Müellifin kendisi, Arapça olarak telif ettiği Muhakemat, Munazarat ve el-Hutbetü’ş-Şamiyye gibi eserlerini sonradan Türkçeye tercüme etmiştir. İşaratü’l-‘İcaz ve Mesnevi’yi de küçük kardeşi Abdülmecid’e tercüme ettirmiştir. Fakat Muhakemat, İşaratü’l-‘icaz ve Lema’at, konuları ve ihtiva ettikleri ilimler açısından diğerlerinden farklıdırlar. Yeni Said, Eski Said’in en son eserinin Lema’at olduğunu, İşaratü’l-‘İcaz’ın Risale-i Nur’da mühim bir mevki işgal ettiğini, Lema’at ve Talikat’ın birer şaheser olduğunu ifade etmiştir.[6]

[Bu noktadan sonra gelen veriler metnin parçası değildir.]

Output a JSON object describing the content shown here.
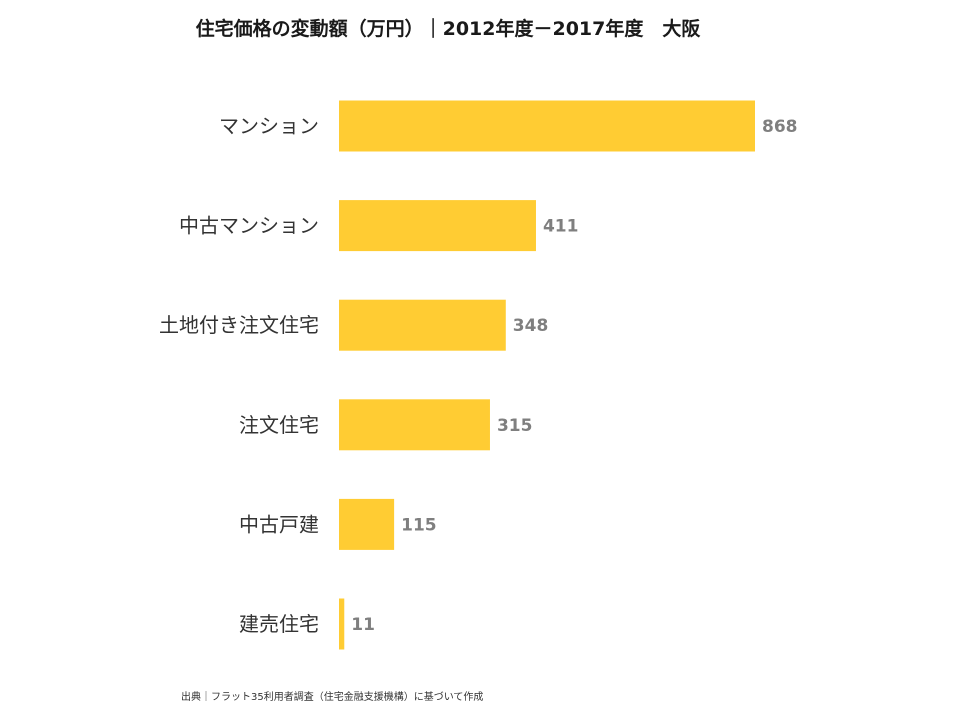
{
  "chart_data": {
    "type": "bar",
    "orientation": "horizontal",
    "title": "住宅価格の変動額（万円）｜2012年度－2017年度　大阪",
    "categories": [
      "マンション",
      "中古マンション",
      "土地付き注文住宅",
      "注文住宅",
      "中古戸建",
      "建売住宅"
    ],
    "values": [
      868,
      411,
      348,
      315,
      115,
      11
    ],
    "value_labels": [
      "868",
      "411",
      "348",
      "315",
      "115",
      "11"
    ],
    "bar_color": "#FFCC33",
    "value_label_color": "#7F7F7F",
    "xlim": [
      0,
      868
    ],
    "grid": false,
    "axis_visible": false,
    "legend": "none"
  },
  "source_note": "出典｜フラット35利用者調査（住宅金融支援機構）に基づいて作成"
}
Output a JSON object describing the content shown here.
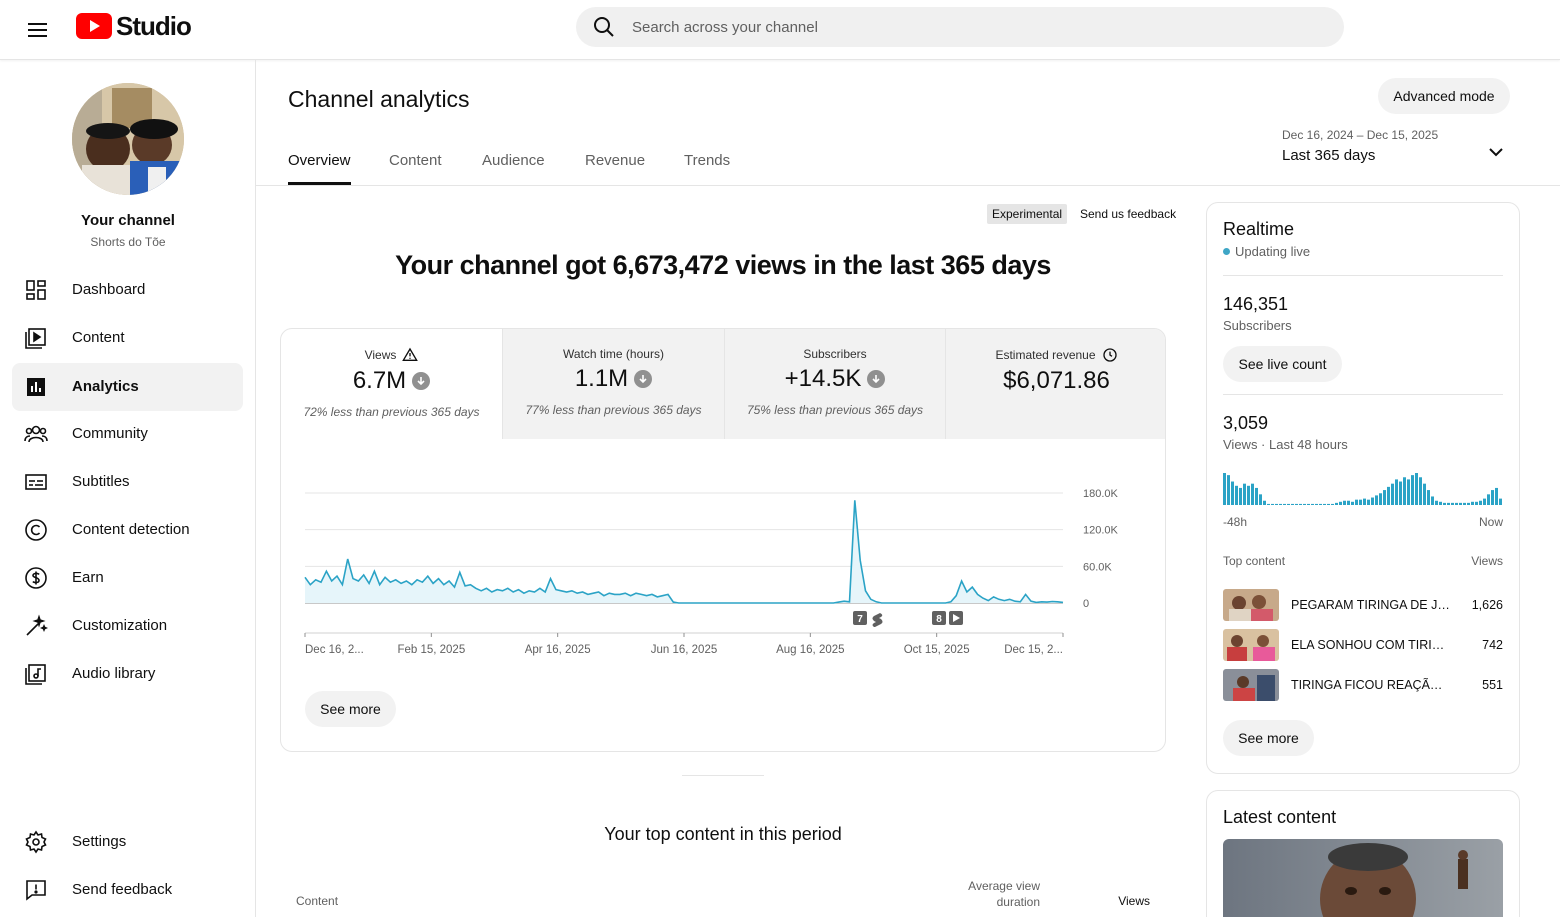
{
  "topbar": {
    "logo_text": "Studio",
    "search_placeholder": "Search across your channel"
  },
  "sidebar": {
    "channel_name": "Your channel",
    "channel_handle": "Shorts do Tõe",
    "items": [
      {
        "label": "Dashboard",
        "icon": "dashboard-icon"
      },
      {
        "label": "Content",
        "icon": "content-icon"
      },
      {
        "label": "Analytics",
        "icon": "analytics-icon",
        "active": true
      },
      {
        "label": "Community",
        "icon": "community-icon"
      },
      {
        "label": "Subtitles",
        "icon": "subtitles-icon"
      },
      {
        "label": "Content detection",
        "icon": "copyright-icon"
      },
      {
        "label": "Earn",
        "icon": "dollar-icon"
      },
      {
        "label": "Customization",
        "icon": "magic-wand-icon"
      },
      {
        "label": "Audio library",
        "icon": "audio-library-icon"
      }
    ],
    "bottom_items": [
      {
        "label": "Settings",
        "icon": "gear-icon"
      },
      {
        "label": "Send feedback",
        "icon": "feedback-icon"
      }
    ]
  },
  "header": {
    "title": "Channel analytics",
    "advanced_mode": "Advanced mode",
    "tabs": [
      "Overview",
      "Content",
      "Audience",
      "Revenue",
      "Trends"
    ],
    "active_tab": "Overview",
    "date_range": "Dec 16, 2024 – Dec 15, 2025",
    "date_label": "Last 365 days"
  },
  "summary": {
    "experimental_badge": "Experimental",
    "feedback_link": "Send us feedback",
    "headline": "Your channel got 6,673,472 views in the last 365 days"
  },
  "metrics": [
    {
      "label": "Views",
      "value": "6.7M",
      "note": "72% less than previous 365 days",
      "trend": "down",
      "extra_icon": "warning-icon"
    },
    {
      "label": "Watch time (hours)",
      "value": "1.1M",
      "note": "77% less than previous 365 days",
      "trend": "down"
    },
    {
      "label": "Subscribers",
      "value": "+14.5K",
      "note": "75% less than previous 365 days",
      "trend": "down"
    },
    {
      "label": "Estimated revenue",
      "value": "$6,071.86",
      "note": "",
      "extra_icon": "clock-icon"
    }
  ],
  "chart_data": {
    "type": "line",
    "title": "",
    "x_tick_labels": [
      "Dec 16, 2...",
      "Feb 15, 2025",
      "Apr 16, 2025",
      "Jun 16, 2025",
      "Aug 16, 2025",
      "Oct 15, 2025",
      "Dec 15, 2..."
    ],
    "y_tick_labels": [
      "180.0K",
      "120.0K",
      "60.0K",
      "0"
    ],
    "ylim": [
      0,
      180000
    ],
    "grid": true,
    "series": [
      {
        "color": "#2ba3c6",
        "fill": "#e6f5fa",
        "x_range": [
          "Dec 16, 2024",
          "Dec 15, 2025"
        ],
        "sampling_days": 4,
        "values": [
          42000,
          30000,
          38000,
          34000,
          52000,
          36000,
          44000,
          30000,
          72000,
          40000,
          36000,
          46000,
          32000,
          52000,
          30000,
          42000,
          34000,
          38000,
          32000,
          36000,
          30000,
          38000,
          34000,
          44000,
          32000,
          40000,
          30000,
          36000,
          26000,
          50000,
          28000,
          30000,
          24000,
          20000,
          24000,
          18000,
          22000,
          20000,
          24000,
          18000,
          22000,
          16000,
          20000,
          18000,
          24000,
          18000,
          40000,
          22000,
          20000,
          18000,
          20000,
          16000,
          18000,
          14000,
          16000,
          18000,
          12000,
          16000,
          14000,
          14000,
          16000,
          12000,
          16000,
          14000,
          12000,
          14000,
          10000,
          12000,
          14000,
          1500,
          0,
          0,
          0,
          0,
          0,
          0,
          0,
          0,
          0,
          0,
          0,
          0,
          0,
          0,
          0,
          0,
          0,
          0,
          0,
          0,
          0,
          0,
          0,
          0,
          0,
          0,
          0,
          0,
          0,
          0,
          1500,
          3000,
          2000,
          168000,
          70000,
          20000,
          6000,
          2000,
          0,
          0,
          0,
          0,
          0,
          0,
          0,
          0,
          0,
          0,
          0,
          0,
          0,
          2000,
          12000,
          36000,
          18000,
          26000,
          14000,
          8000,
          4000,
          10000,
          6000,
          4000,
          6000,
          3000,
          2000,
          14000,
          3000,
          1000,
          2000,
          1500,
          2500,
          2000,
          1000
        ]
      }
    ],
    "markers": [
      {
        "x_date": "Sep 2025",
        "count": "7",
        "icon": "shorts-icon"
      },
      {
        "x_date": "Oct 2025",
        "count": "8",
        "icon": "video-icon"
      }
    ]
  },
  "overview_see_more": "See more",
  "top_content": {
    "title": "Your top content in this period",
    "col_content": "Content",
    "col_avd": "Average view duration",
    "col_views": "Views"
  },
  "realtime": {
    "title": "Realtime",
    "live": "Updating live",
    "subs_value": "146,351",
    "subs_label": "Subscribers",
    "see_live_count": "See live count",
    "views_value": "3,059",
    "views_label": "Views · Last 48 hours",
    "axis_start": "-48h",
    "axis_end": "Now",
    "bars": [
      30,
      28,
      22,
      18,
      16,
      20,
      18,
      20,
      16,
      10,
      4,
      1,
      1,
      1,
      1,
      1,
      1,
      1,
      1,
      1,
      1,
      1,
      1,
      1,
      1,
      1,
      1,
      1,
      2,
      3,
      4,
      4,
      3,
      5,
      5,
      6,
      5,
      7,
      9,
      11,
      14,
      17,
      20,
      24,
      22,
      26,
      24,
      28,
      30,
      26,
      20,
      14,
      8,
      4,
      3,
      2,
      2,
      2,
      2,
      2,
      2,
      2,
      3,
      3,
      4,
      6,
      10,
      14,
      16,
      6
    ],
    "top_content_label": "Top content",
    "views_col_label": "Views",
    "items": [
      {
        "title": "PEGARAM TIRINGA DE JEITO",
        "views": "1,626"
      },
      {
        "title": "ELA SONHOU COM TIRINGA",
        "views": "742"
      },
      {
        "title": "TIRINGA FICOU REAÇÃO AO",
        "views": "551"
      }
    ],
    "see_more": "See more"
  },
  "latest": {
    "title": "Latest content"
  }
}
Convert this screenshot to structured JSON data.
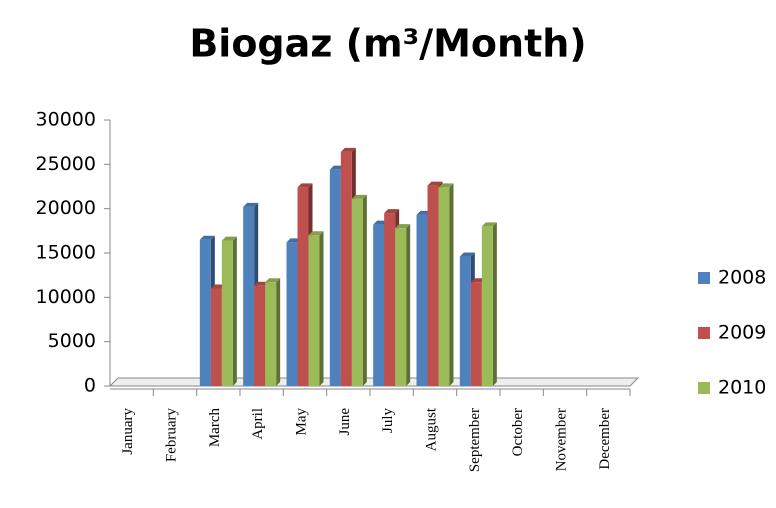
{
  "chart_data": {
    "type": "bar",
    "title": "Biogaz (m³/Month)",
    "categories": [
      "January",
      "February",
      "March",
      "April",
      "May",
      "June",
      "July",
      "August",
      "September",
      "October",
      "November",
      "December"
    ],
    "series": [
      {
        "name": "2008",
        "color": "#4f81bd",
        "values": [
          null,
          null,
          16500,
          20200,
          16200,
          24400,
          18200,
          19300,
          14600,
          null,
          null,
          null
        ]
      },
      {
        "name": "2009",
        "color": "#c0504d",
        "values": [
          null,
          null,
          11000,
          11300,
          22400,
          26400,
          19500,
          22600,
          11700,
          null,
          null,
          null
        ]
      },
      {
        "name": "2010",
        "color": "#9bbb59",
        "values": [
          null,
          null,
          16400,
          11700,
          17000,
          21100,
          17800,
          22400,
          18000,
          null,
          null,
          null
        ]
      }
    ],
    "ylim": [
      0,
      30000
    ],
    "yticks": [
      0,
      5000,
      10000,
      15000,
      20000,
      25000,
      30000
    ],
    "grid": false,
    "legend": "right"
  }
}
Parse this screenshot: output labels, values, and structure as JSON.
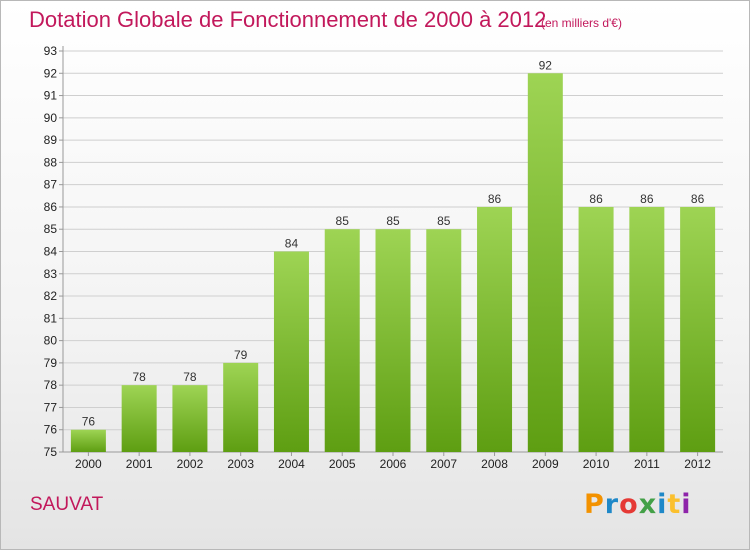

Eski Said’in eserlerini incelediğimiz zaman, ağırlıklı olarak siyasi ve içtimai derslerin işlendiğini görebiliriz. Kuşkusuz o dönemin en çok konuşulan konuları, hürriyet, adalet, müsavat, meclis-i mebusan (millet meclisi), gayri Müslimlerin (zimmîlerin) statüleri ve yönetime katılmaları, ittihad-i İslam ve meşveret gibi konulardı. Bu açıdan bakıldığında, Eski Said’in eserleri, her zaman sosyal yönü ağır basan çözümler üretmektedir. Başka bir ifadeyle, bu dönemdeki eserlerinde hâkim olan birinci gündem maddesi, genelde İslam dünyasının, özelde Osmanlı coğrafyasının insanlarının problemlerine çözüm getirme çabasıdır. Munazarat, Hutbe-i şamiyye ve Sünuhat adlı eserleri ve diğer makaleleri bu çabanın güzel bir örnekleridir.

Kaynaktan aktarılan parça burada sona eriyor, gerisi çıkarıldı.